Должно быть, Перовский почувствовал, что на него смотрят как-то особенно. По его красивому бородатому лицу с немного сумрачными глазами и резкими морщинами в уголках рта мелькнуло беспокойное выражение. Он сел и сейчас же схватился за предложенный стакан чаю и, опустив глаза, принялся перебирать пальцами по краям блюдечка.
— Давнехонько мы с вами не видались, — сказал писатель.
Перовский поднял глаза и сейчас же опустил их.
— Да, давно… — неловко ответил он.
— Ну, как поживает Лидия Павловна? — опять спросил писатель и по своей привычке прищурился от дыма.
Но тоненькой девушке, испуганно следившей за всеми, показалось, что он и прищурился, и спросил нарочно. Ей стало стыдно за него. Жаль Перовского и страшно, чтобы он не высказал перед этими грубыми, нетактичными людьми своего страдания.
Но Перовский, не подымая глаз, ответил спокойно и просто:
— Все болеет последнее время… Меня это страшно беспокоит… Должно быть, у нас на хуторе сыро все-таки…
И девушка расцвела: она обрадовалась, что он ответил так тепло о женщине, которая ведь разбила ему жизнь. И чувство жалости и удивления перед его, как ей казалось, великим и скромным подвигом задрожало в наивном чистом сердце.

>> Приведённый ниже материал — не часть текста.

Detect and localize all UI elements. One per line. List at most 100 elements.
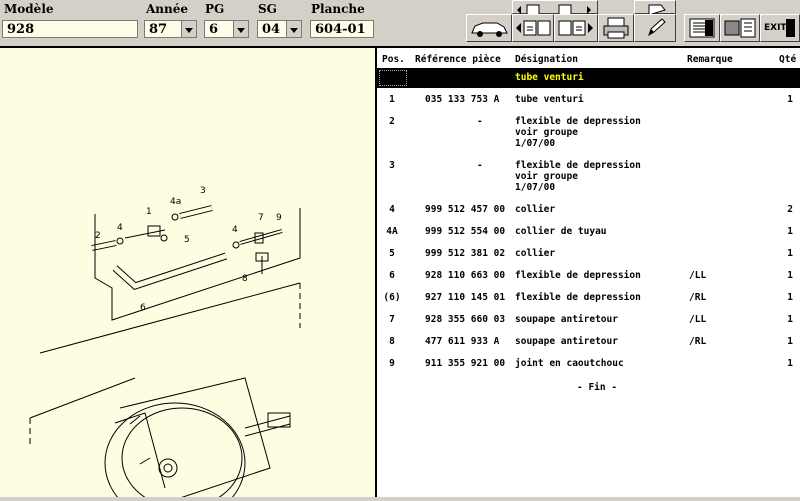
sg-dropdown-button[interactable] [286, 20, 302, 38]
header-ref: Référence pièce [415, 54, 501, 65]
prev-group-icon [516, 20, 551, 36]
callout-4a: 4a [170, 197, 181, 207]
sg-label: SG [258, 2, 277, 16]
row-pos: 3 [389, 160, 395, 171]
header-pos: Pos. [382, 54, 405, 65]
header-rem: Remarque [687, 54, 733, 65]
row-ref: 999 512 381 02 [425, 248, 506, 259]
car-icon [471, 22, 508, 37]
row-ref: 477 611 933 A [425, 336, 500, 347]
print-button[interactable] [598, 14, 634, 42]
pg-label: PG [205, 2, 225, 16]
row-qty: 1 [787, 248, 793, 259]
row-designation: collier de tuyau [515, 226, 607, 237]
callout-7: 7 [258, 213, 264, 223]
top-toolbar: Modèle 928 Année 87 PG 6 SG 04 Planche 6… [0, 0, 800, 48]
row-ref: 928 355 660 03 [425, 314, 506, 325]
header-des: Désignation [515, 54, 578, 65]
catalog-button[interactable] [720, 14, 760, 42]
row-designation: soupape antiretour [515, 314, 618, 325]
callout-3: 3 [200, 186, 206, 196]
row-designation: 1/07/00 [515, 182, 556, 193]
row-remark: /RL [689, 292, 707, 303]
search-top-button[interactable] [634, 0, 676, 16]
row-ref: 999 512 554 00 [425, 226, 506, 237]
callout-4: 4 [117, 223, 123, 233]
callout-1: 1 [146, 207, 152, 217]
callout-4b: 4 [232, 225, 238, 235]
row-pos: 9 [389, 358, 395, 369]
row-designation: flexible de depression [515, 160, 641, 171]
callout-9: 9 [276, 213, 282, 223]
row-qty: 1 [787, 226, 793, 237]
callout-2: 2 [95, 231, 101, 241]
pencil-icon [648, 18, 666, 37]
next-group-button[interactable] [554, 14, 598, 42]
vehicle-button[interactable] [466, 14, 512, 42]
pg-field[interactable]: 6 [204, 20, 234, 38]
row-ref: - [477, 160, 483, 171]
row-qty: 2 [787, 204, 793, 215]
planche-label: Planche [311, 2, 365, 16]
callout-5: 5 [184, 235, 190, 245]
row-designation: joint en caoutchouc [515, 358, 624, 369]
row-pos: 1 [389, 94, 395, 105]
annee-dropdown-button[interactable] [181, 20, 197, 38]
row-ref: 035 133 753 A [425, 94, 500, 105]
brake-booster-diagram: 1 2 3 4 4a 5 4 7 9 6 8 [29, 186, 301, 501]
row-designation: collier [515, 204, 556, 215]
exploded-view-drawing: 1 2 3 4 4a 5 4 7 9 6 8 [0, 48, 377, 501]
modele-field[interactable]: 928 [2, 20, 138, 38]
row-designation: voir groupe [515, 171, 578, 182]
row-qty: 1 [787, 314, 793, 325]
row-pos: (6) [383, 292, 401, 303]
list-view-button[interactable] [684, 14, 720, 42]
list-icon [689, 18, 715, 38]
row-pos: 5 [389, 248, 395, 259]
planche-field[interactable]: 604-01 [310, 20, 374, 38]
callout-8: 8 [242, 274, 248, 284]
header-qty: Qté [779, 54, 797, 65]
group-title-row[interactable]: tube venturi [377, 68, 800, 88]
prev-page-top-button[interactable] [512, 0, 598, 16]
row-remark: /LL [689, 314, 707, 325]
row-designation: 1/07/00 [515, 138, 556, 149]
modele-label: Modèle [4, 2, 54, 16]
row-designation: soupape antiretour [515, 336, 618, 347]
row-designation: collier [515, 248, 556, 259]
row-qty: 1 [787, 336, 793, 347]
row-qty: 1 [787, 94, 793, 105]
row-qty: 1 [787, 292, 793, 303]
sg-field[interactable]: 04 [257, 20, 287, 38]
edit-button[interactable] [634, 14, 676, 42]
printer-icon [603, 17, 629, 39]
door-icon [786, 19, 795, 37]
row-pos: 4A [386, 226, 398, 237]
annee-label: Année [146, 2, 189, 16]
row-designation: voir groupe [515, 127, 578, 138]
row-ref: 928 110 663 00 [425, 270, 506, 281]
row-ref: 927 110 145 01 [425, 292, 506, 303]
exit-button[interactable]: EXIT [760, 14, 800, 42]
prev-group-button[interactable] [512, 14, 554, 42]
end-marker: - Fin - [577, 382, 618, 393]
annee-field[interactable]: 87 [144, 20, 182, 38]
selection-box [379, 70, 407, 86]
next-group-icon [558, 20, 593, 36]
callout-6: 6 [140, 303, 146, 313]
row-ref: - [477, 116, 483, 127]
row-pos: 7 [389, 314, 395, 325]
row-designation: flexible de depression [515, 270, 641, 281]
row-designation: flexible de depression [515, 116, 641, 127]
row-ref: 999 512 457 00 [425, 204, 506, 215]
row-pos: 2 [389, 116, 395, 127]
exit-label: EXIT [764, 23, 787, 33]
pg-dropdown-button[interactable] [233, 20, 249, 38]
row-pos: 6 [389, 270, 395, 281]
row-remark: /LL [689, 270, 707, 281]
row-pos: 8 [389, 336, 395, 347]
parts-list: Pos. Référence pièce Désignation Remarqu… [377, 48, 800, 497]
row-ref: 911 355 921 00 [425, 358, 506, 369]
row-qty: 1 [787, 358, 793, 369]
row-remark: /RL [689, 336, 707, 347]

Сначала разговор не клеился. Перовский был сдержан и даже дик, смотрел вниз и нервно перебирал пальцами все, что попадалось под руку. Все старались быть с ним особенно ласковыми и внимательными, и это создавало ту неприятную принужденность, какая бывает у постели труднобольного.
Но потом писатель заговорил о последних литературных новинках, о последнем романе знаменитого индивидуалиста. Он хвалил роман и даже восхищался им как проповедью силы и свободы.

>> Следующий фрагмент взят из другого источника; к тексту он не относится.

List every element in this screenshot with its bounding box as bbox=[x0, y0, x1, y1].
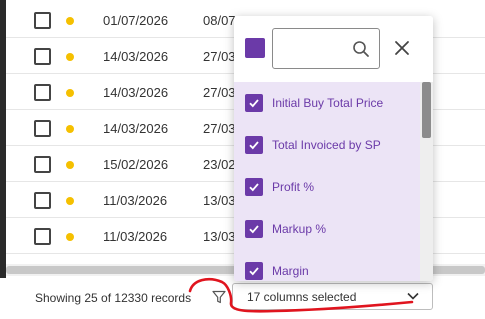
column-option-label: Profit % bbox=[272, 180, 315, 194]
status-dot bbox=[66, 89, 74, 97]
chevron-down-icon bbox=[407, 292, 419, 300]
date-cell: 01/07/2026 bbox=[103, 13, 169, 28]
column-option-label: Markup % bbox=[272, 222, 327, 236]
checkmark-icon bbox=[249, 141, 259, 150]
column-option-label: Initial Buy Total Price bbox=[272, 96, 384, 110]
date-cell: 13/03 bbox=[203, 193, 236, 208]
status-dot bbox=[66, 125, 74, 133]
records-count: Showing 25 of 12330 records bbox=[35, 291, 192, 305]
status-dot bbox=[66, 197, 74, 205]
status-dot bbox=[66, 17, 74, 25]
date-cell: 11/03/2026 bbox=[103, 193, 168, 208]
column-option-checkbox[interactable] bbox=[245, 262, 263, 280]
date-cell: 08/07 bbox=[203, 13, 236, 28]
date-cell: 27/03 bbox=[203, 49, 236, 64]
column-option[interactable]: Margin bbox=[234, 250, 420, 281]
date-cell: 27/03 bbox=[203, 85, 236, 100]
column-option-label: Margin bbox=[272, 264, 309, 278]
column-option-checkbox[interactable] bbox=[245, 94, 263, 112]
row-checkbox[interactable] bbox=[34, 156, 51, 173]
column-options-list: Initial Buy Total Price Total Invoiced b… bbox=[234, 82, 420, 281]
row-checkbox[interactable] bbox=[34, 12, 51, 29]
column-option-checkbox[interactable] bbox=[245, 178, 263, 196]
row-checkbox[interactable] bbox=[34, 84, 51, 101]
date-cell: 23/02 bbox=[203, 157, 236, 172]
date-cell: 13/03 bbox=[203, 229, 236, 244]
checkmark-icon bbox=[249, 183, 259, 192]
column-option[interactable]: Total Invoiced by SP bbox=[234, 124, 420, 166]
vertical-scrollbar[interactable] bbox=[420, 82, 433, 281]
row-checkbox[interactable] bbox=[34, 48, 51, 65]
funnel-icon bbox=[211, 290, 226, 303]
column-picker-header bbox=[234, 16, 433, 82]
table-footer: Showing 25 of 12330 records 17 columns s… bbox=[0, 278, 485, 319]
columns-selected-label: 17 columns selected bbox=[247, 290, 357, 304]
column-option[interactable]: Markup % bbox=[234, 208, 420, 250]
column-picker-popup: Initial Buy Total Price Total Invoiced b… bbox=[234, 16, 433, 281]
date-cell: 14/03/2026 bbox=[103, 121, 169, 136]
date-cell: 14/03/2026 bbox=[103, 49, 169, 64]
vertical-scrollbar-thumb[interactable] bbox=[422, 82, 431, 138]
status-dot bbox=[66, 233, 74, 241]
date-cell: 15/02/2026 bbox=[103, 157, 169, 172]
search-icon bbox=[353, 41, 369, 57]
checkmark-icon bbox=[249, 42, 261, 54]
row-checkbox[interactable] bbox=[34, 192, 51, 209]
column-option[interactable]: Profit % bbox=[234, 166, 420, 208]
select-all-checkbox[interactable] bbox=[245, 38, 265, 58]
checkmark-icon bbox=[249, 225, 259, 234]
close-icon[interactable] bbox=[394, 40, 410, 56]
column-option-label: Total Invoiced by SP bbox=[272, 138, 381, 152]
date-cell: 27/03 bbox=[203, 121, 236, 136]
filter-button[interactable] bbox=[205, 283, 232, 310]
date-cell: 11/03/2026 bbox=[103, 229, 168, 244]
column-option-checkbox[interactable] bbox=[245, 136, 263, 154]
column-option-checkbox[interactable] bbox=[245, 220, 263, 238]
status-dot bbox=[66, 53, 74, 61]
column-search-input[interactable] bbox=[272, 28, 380, 69]
checkmark-icon bbox=[249, 267, 259, 276]
checkmark-icon bbox=[249, 99, 259, 108]
column-option[interactable]: Initial Buy Total Price bbox=[234, 82, 420, 124]
columns-select[interactable]: 17 columns selected bbox=[232, 283, 433, 310]
row-checkbox[interactable] bbox=[34, 120, 51, 137]
date-cell: 14/03/2026 bbox=[103, 85, 169, 100]
row-checkbox[interactable] bbox=[34, 228, 51, 245]
status-dot bbox=[66, 161, 74, 169]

Пора, в самом деле, громко сказать, что человек создан для счастья, как птица для полета, — крикнул он громовым голосом, с удовольствием замечая, что его слушают три хорошенькие барышни за соседним столом.
— Счастье не только в победе над другими, счастье есть и в самопожертвовании, — негромко возразил Перовский.
Писатель заспорил, стал горячиться и кричать. Девушка в синей юбке опять испуганно поглядела на Перовского. Ей показалось, что писатель нарочно поднял этот вопрос и спорит не с Перовским, а со всей жизнью самого Перовского.
«Зачем они все его мучают?» — подумала она и чуть не заплакала от жалости и негодования.
Но Перовский опять как будто бы ничего не заметил. Он спорил только по существу, и мало-помалу разговор принял интересный безобидный характер. Все оживились, и Перовский тоже. Давно не слышанные слова пробудили в нем заглохшую искру живой, чуткой, мыслящей души. Глаза заблестели, складка у рта стала мягче. Видно было, что в уединении своего хутора, далеко от жизни с ее мучительными вопросами, громом и сутолокой, он много думал и выработал себе какое-то свое, углубленное и напряженное миросозерцание. Слова его были немного дики, иногда даже наивны, но острая серьезная мысль светилась в них и придавала им особую силу.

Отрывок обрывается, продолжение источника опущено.